Substance abuse is a harrowing problem that can destroy the life of the addict and negatively impact the lives of everyone around them. Today in the United States whole communities are being destroyed by the terrible toll of Opioid drug addiction, which is often fatal for those who do not receive treatment. As the problem grows ever more severe, treatment centers like OARC and The Betty Ford Center are working hard to provide rehab services for those who need them, but much more must be done.
The Realities of Addiction
Addiction is a compulsive disease that leads the addict to use more and more of their drug of choice. As more of the substance is used, the user often develops a physical resistance to the drug, so that more is needed in order to get the same “high.” All of this leads into a dangerous cycle that impacts the user in a terribly destructive way. Ultimately, the only way out of addiction is for the user to finally come to a point where they can ask for help and seek treatment, hopefully before it’s too late.
When an addicted person enters a rehab facility, whether it is for short term or longer term help, they will initially be given a workup by a counselor who will create an individualized treatment plan.
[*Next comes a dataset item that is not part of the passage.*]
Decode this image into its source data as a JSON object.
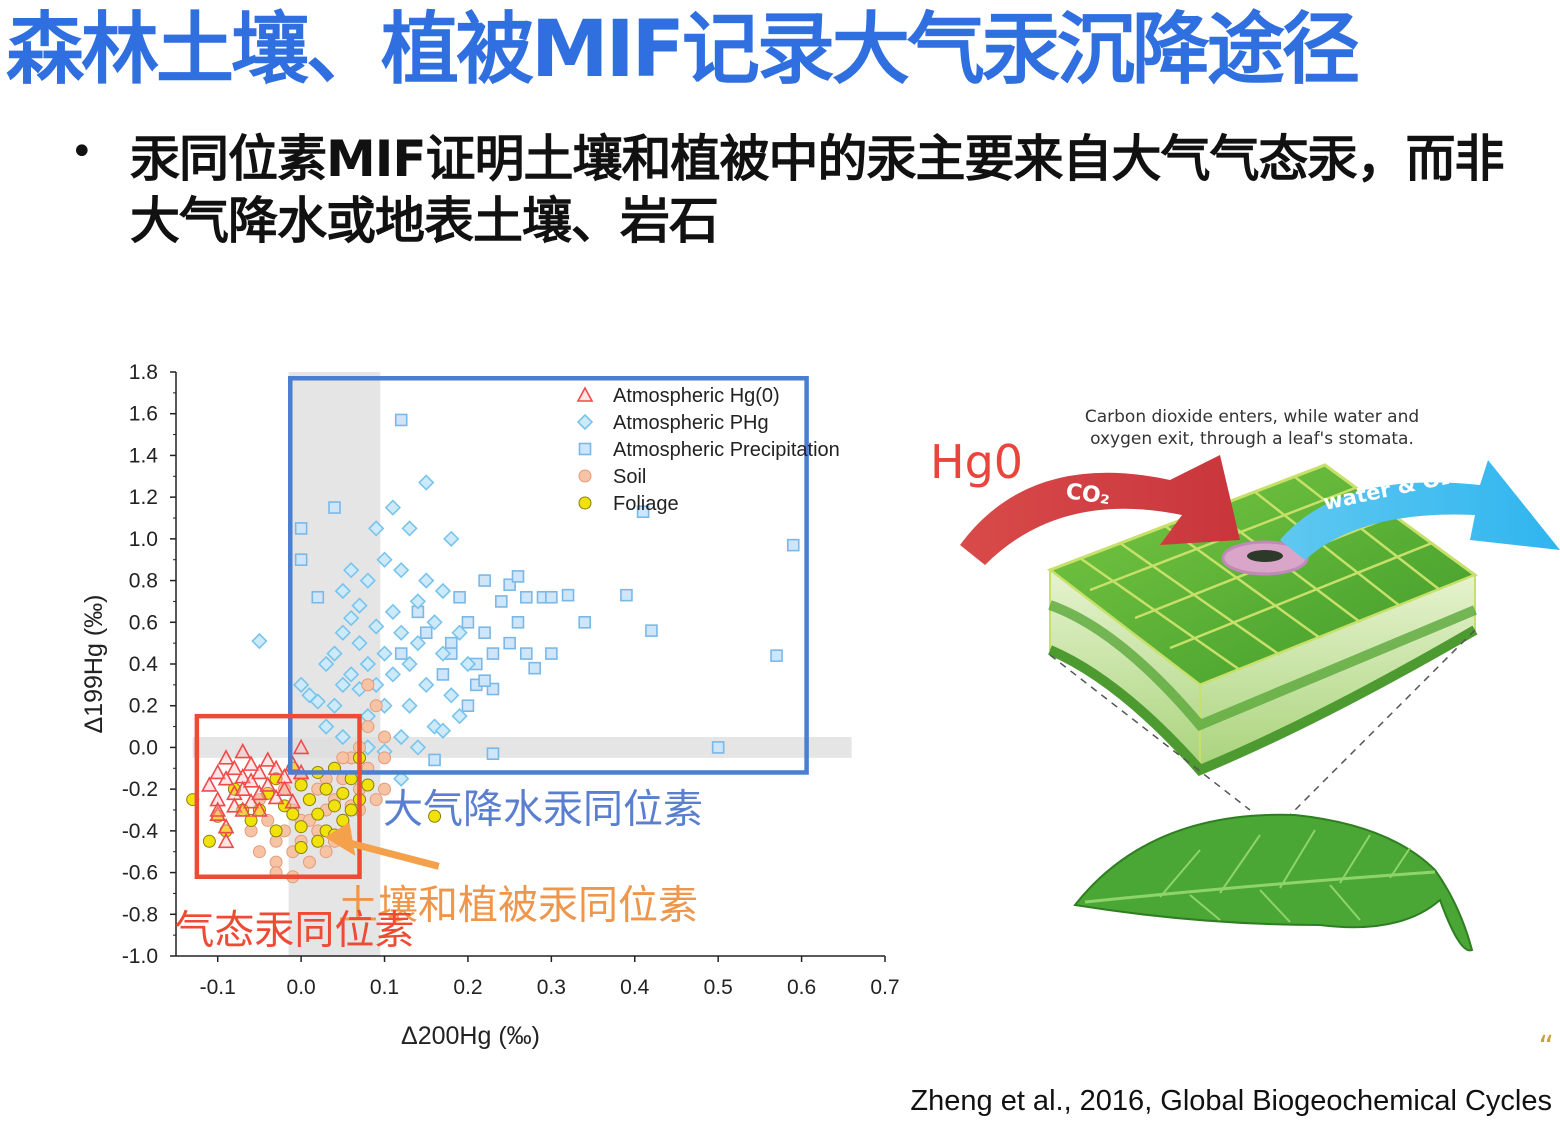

This plan will be geared towards the client’s needs for detox, counseling and any medications they may need to deal with withdrawal symptoms or with any underlying mental health problems they may have. This is called a “dual diagnosis” approach, which acknowledges that many addicts have other mental health problems that play a part in their addiction.
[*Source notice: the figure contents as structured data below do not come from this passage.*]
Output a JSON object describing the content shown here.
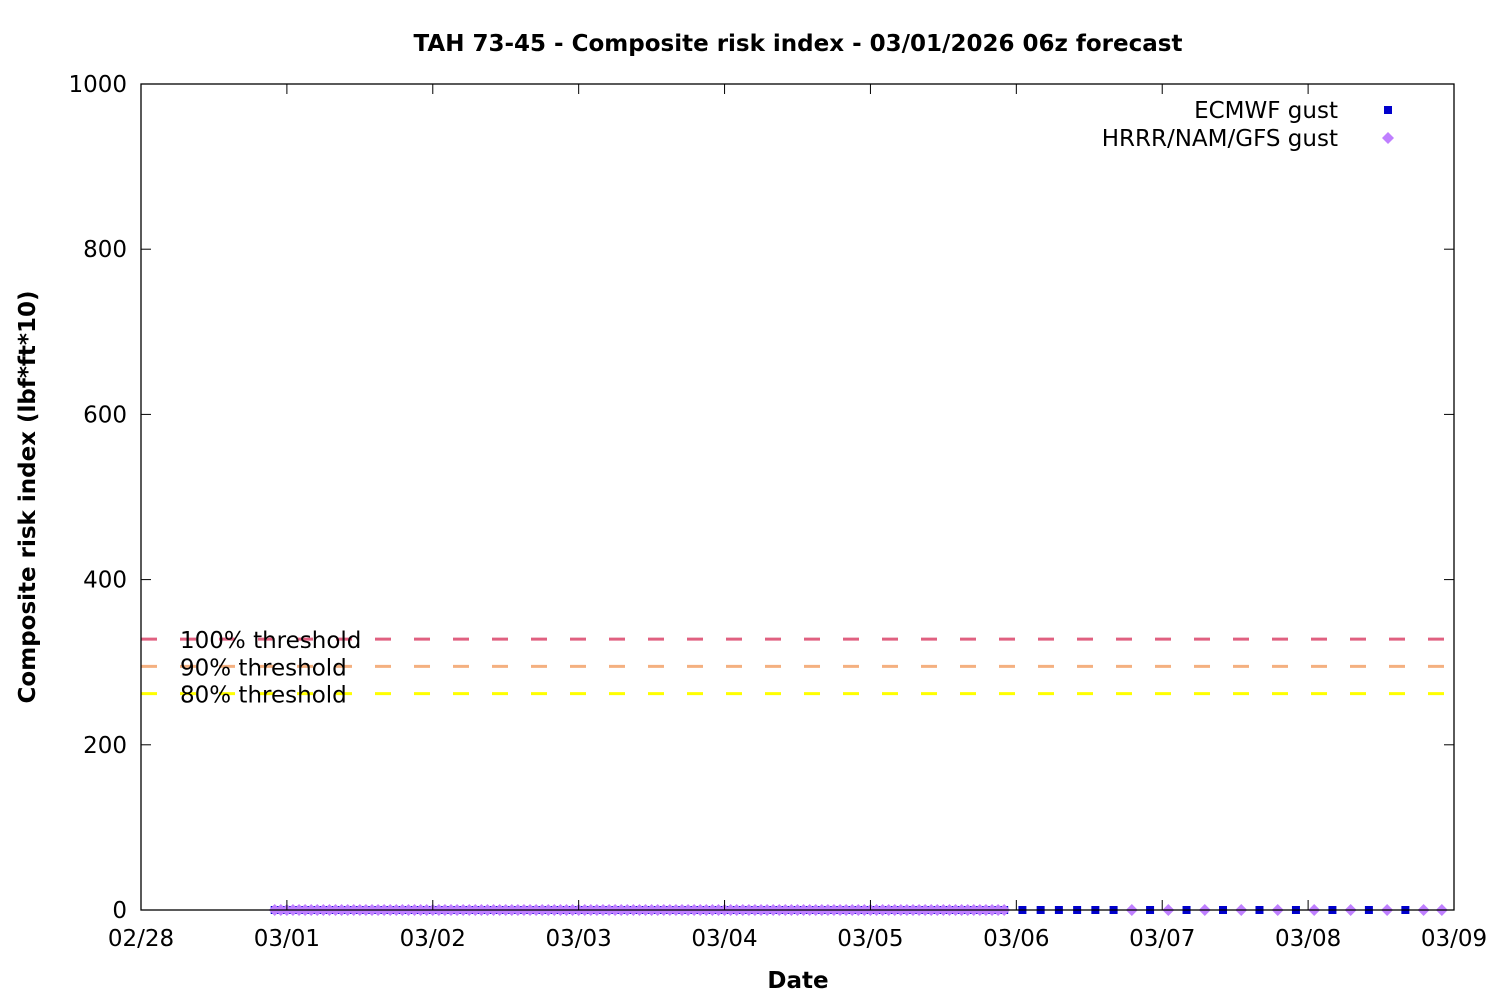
{
  "chart_data": {
    "type": "scatter",
    "title": "TAH 73-45 - Composite risk index - 03/01/2026 06z forecast",
    "xlabel": "Date",
    "ylabel": "Composite risk index (lbf*ft*10)",
    "xlim": [
      "2026-02-28 00:00",
      "2026-03-09 00:00"
    ],
    "ylim": [
      0,
      1000
    ],
    "x_ticks": [
      "02/28",
      "03/01",
      "03/02",
      "03/03",
      "03/04",
      "03/05",
      "03/06",
      "03/07",
      "03/08",
      "03/09"
    ],
    "y_ticks": [
      0,
      200,
      400,
      600,
      800,
      1000
    ],
    "grid": false,
    "legend_position": "top-right",
    "series": [
      {
        "name": "ECMWF gust",
        "color": "#0000cc",
        "marker": "square",
        "ranges": [
          {
            "start": "2026-02-28 22:00",
            "end": "2026-03-05 22:00",
            "interval_hours": 1,
            "value": 0
          },
          {
            "start": "2026-03-06 01:00",
            "end": "2026-03-06 16:00",
            "interval_hours": 3,
            "value": 0
          },
          {
            "start": "2026-03-06 22:00",
            "end": "2026-03-08 16:00",
            "interval_hours": 6,
            "value": 0
          }
        ]
      },
      {
        "name": "HRRR/NAM/GFS gust",
        "color": "#bf7fff",
        "marker": "diamond",
        "ranges": [
          {
            "start": "2026-02-28 22:00",
            "end": "2026-03-05 22:00",
            "interval_hours": 1,
            "value": 0
          },
          {
            "start": "2026-03-06 19:00",
            "end": "2026-03-08 19:00",
            "interval_hours": 6,
            "value": 0
          },
          {
            "start": "2026-03-08 22:00",
            "end": "2026-03-08 22:00",
            "interval_hours": 3,
            "value": 0
          }
        ]
      }
    ],
    "thresholds": [
      {
        "label": "100% threshold",
        "value": 328,
        "color": "#e06080"
      },
      {
        "label": "90% threshold",
        "value": 295,
        "color": "#f4b080"
      },
      {
        "label": "80% threshold",
        "value": 262,
        "color": "#ffff00"
      }
    ]
  }
}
Once a treatment plan has been established, the client will enter detox to have the intoxicants cleared from their system.
Dealing With Withdrawal
During withdrawal, a user may experience severe symptoms including nausea, vomiting, hallucinations, anxiety and diarrhea. A trained healthcare worker will monitor their situation throughout, to ensure they are safe during the process. In some cases, medications may be given to the client to help ease their withdrawal symptoms. Once the process is complete, the client will then enter into counseling to help understand their addiction and to embrace life as a newly sober person.
Relapse and Medications
In the past, sobriety was often considered to be a completely drug-free state, which meant abstaining from any prescribed medications. This is the Alcoholics Anonymous model, and while it has been very effective in helping people to become sober, today many medical professionals are embracing the idea of using some medications in order to help patients avoid relapsing back into addiction.
The answer to the question of “can medications be used in addiction treatment?” is now being reexamined. Some medications have been proven very effective in helping people maintain their sobriety, and they are gaining more acceptance in the rehab community.
Among the medications now accepted for use in rehab are Suboxone, which is an opioid-replacement drug that can help a newly sober person cut down their cravings for drugs and to help ease the often harrowing withdrawal symptoms. Acamprosate is another drug that is used to help cut down long-lasting symptoms of withdrawal, which can include insomnia and anxiety. Antabuse is a drug that is used to help people stop drinking by bringing on unpleasant side effects with alcohol use, like vomiting.
As treatment progresses with counseling sessions and group activities, clients in rehab have a chance to begin embracing life as a sober person. Many people begin to get a sense of what they have missed by being intoxicated for so long and by not really being an active participant in the world. For some newly sober people, the sense that they have a new chance at life can bring on feelings of gratitude and euphoria, which is why rehab is so valuable and life-altering.
At the end of the rehab process, some people may choose to continue with their recovery by staying in a long-term treatment center or sober house. This is a great choice for many people who are in danger of relapsing, as the support they receive in a sober community can make all the difference in staying sober and well for the long term.
Ultimately, sobriety is a choice a person has to make on a daily basis. If they can continue on that path, they have a real chance at living their best and fullest life.